As stated in a recent a Telegraph editorial: “Consumers have a right to get what they paid for – and the Government needs to explain how its current, anti-coal energy strategy will see them through future winters.”

The recent shortfall of energy supplies has shown that the government has failed to balance its green agenda with ensuring a steady supply of reliable and resilient power to the grid.


  1. John jeffery

    It was never “Britains” war on coal!, it was always a Tory ideological war on coal!probably way too late to resurrect Britains deep coal industrynow

    • Bebopdebob.

      The Tories didn’t wage a war on coal. You either don’t know or you forgot that Wilson closed twice as many coal mines than Thatcher. Coal was becoming far too expensive to extract, the miners held this country to ransom in the 1970’s, we had 3 day weeks due to lack of coal at the power stations, Arthur Scargill thought he ran the country and bought it to it’s knees. Thatcher said never again and she was right to do so. Thatcher didn’t destroy the coal industry, the miners did that all on their own.

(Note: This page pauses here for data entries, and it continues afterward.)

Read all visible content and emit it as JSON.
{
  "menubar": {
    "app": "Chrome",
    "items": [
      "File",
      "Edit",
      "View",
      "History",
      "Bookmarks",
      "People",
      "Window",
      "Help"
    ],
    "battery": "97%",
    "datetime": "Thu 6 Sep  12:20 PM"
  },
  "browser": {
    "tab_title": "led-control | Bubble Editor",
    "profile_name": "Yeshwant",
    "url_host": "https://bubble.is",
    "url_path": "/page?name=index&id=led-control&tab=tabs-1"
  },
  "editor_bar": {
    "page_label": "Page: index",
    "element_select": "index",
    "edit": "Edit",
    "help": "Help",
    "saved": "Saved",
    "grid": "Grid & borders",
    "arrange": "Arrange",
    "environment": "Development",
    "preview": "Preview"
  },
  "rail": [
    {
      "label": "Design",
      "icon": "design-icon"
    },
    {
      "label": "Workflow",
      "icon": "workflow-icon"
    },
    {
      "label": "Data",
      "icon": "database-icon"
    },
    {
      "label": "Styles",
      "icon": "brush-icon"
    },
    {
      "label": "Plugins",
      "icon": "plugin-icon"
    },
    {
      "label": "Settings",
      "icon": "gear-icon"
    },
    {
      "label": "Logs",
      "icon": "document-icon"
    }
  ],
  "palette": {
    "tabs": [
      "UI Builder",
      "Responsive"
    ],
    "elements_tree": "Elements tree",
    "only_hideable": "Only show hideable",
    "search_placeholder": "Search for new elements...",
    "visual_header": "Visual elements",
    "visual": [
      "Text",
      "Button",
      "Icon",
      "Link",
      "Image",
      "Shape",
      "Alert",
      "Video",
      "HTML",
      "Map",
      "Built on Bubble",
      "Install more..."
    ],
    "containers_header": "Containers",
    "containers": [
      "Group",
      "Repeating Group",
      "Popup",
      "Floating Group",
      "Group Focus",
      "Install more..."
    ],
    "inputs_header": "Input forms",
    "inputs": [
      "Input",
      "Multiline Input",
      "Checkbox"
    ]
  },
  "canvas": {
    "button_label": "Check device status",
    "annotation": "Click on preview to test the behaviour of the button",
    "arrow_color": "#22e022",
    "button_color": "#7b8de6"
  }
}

  2. Pingback: Britain’s war on coal has left it short on energy – leftwingnobody

  3. Andy Adams

    The government should actually do whats right and listen to common sense and not pander to the green lobby as its now been seen that this ideal simply dosnt work.

  4. Stuart Robinson

    The threatened energy shortage is most likely due to the complete lack of an energy policy by successive governments over many years. Decisions have been put off and put off until its almost too late. The attack on the fall in coal usage completely ignores the urgent environmental needs and treats looking after the environment as though its an option, rather than a necessity. The gas “shortage” isn’t really a shortage at all, its a lack of storage facility that could cause the gas lights to go out! This was of course caused by a decision taken by the government. Sorry but this article is really a disgrace.

  5. Helen Mackay

    I agree that yes we need to look after the environment but we should not have to rely on gas. I did wonder why are we getting rid of all coal power stations as this cold weather means we do need some.

  6. Frank Jeffery

    Britain is always the first to don the hair shirt of “green advocacy”. Talk about energy suicide!
    In 1973 we had 250 years of accessible coal. Bet the good old USA ,China and laughing up their sleeves.
    It must be obvious , even to a fool that the exponential rise in human numbers is by far the greatest threat to all life on this planet. If globally we could ” a knot in it for a century or two the world would indeed be a better place.